Bloomberg publie sur son site une mappemonde qui indique d’une couleur à quelle catégorie appartient chaque pays.

Pour autant, les contrôles et les quotas ne s’appliqueront pas à des États, mais à des « entités ». Les entités basées dans les pays alliés pourront acheter autant de « capacité de calcul IA » qu’elles le souhaitent pour les utiliser à domicile. Elles pourront faire une demande auprès de Washington d’une licence Universal Verified End User (UVEU) qui les autorisera à exporter vers des pays non ennemis 7 % de la capacité IA qu’elles auront achetée.

On pense aux acteurs économiques de la Tech et aux industriels qui voudront exporter leurs produits basés sur une technologie américaine. On ignore si cela sera suffisant pour satisfaire les marchés mondiaux d’OVHcloud ou Thalès, par exemple.

Le quota : la puissance de 50 000 GPU d’aujourd’hui, par pays, tous les deux ans

Dans les pays ni alliés ni ennemis, l’ensemble des entités devront se partager un pool commun de 50 000 GPU « d’aujourd’hui » par pays, tous les deux ans. Le « d’aujourd’hui » signifie a priori ici qu’il s’agit plus de la puissance totale que du nombre de puces. Si les prochaines puces sont deux fois plus puissantes, alors le pool commun pourrait tomber à 25 000 unités tous les deux ans. L’évaluation de la puissance des puces par le gouvernement américain n’est, à ce stade, pas très claire.

Toutefois, les entités gouvernementales de ces pays pourront faire une demande auprès de Washington pour obtenir une licence National Verified End User (NVUE), qui leur donnera le droit d’importer jusqu’à 320 000 GPUs « d’aujourd’hui » tous les deux ans, pour un usage exclusif à l’intérieur de leurs frontières.

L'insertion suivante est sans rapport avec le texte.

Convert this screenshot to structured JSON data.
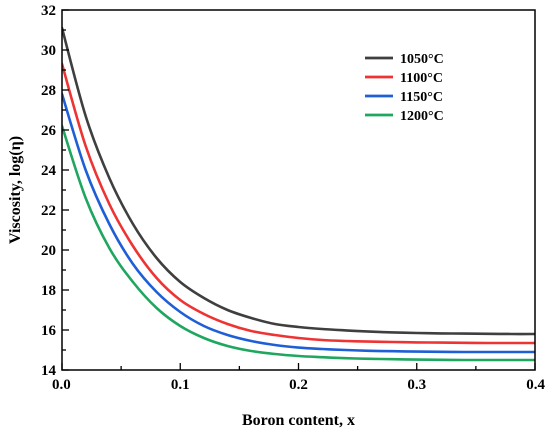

Enfin, dans sa fiche, l’Administration Biden veut battre en brèche l’argument de ses opposants qui consiste à dire que cette loi empêcherait les nations de progresser en médecine et en recherche universitaire où l’IA joue un rôle clé : « les commandes inférieures à 1 700 GPU ne seront pas comptabilisées dans les quotas » dit la fiche, en avançant que cette quantité serait supérieure à ce que commandent généralement les institutions médicales et les universités.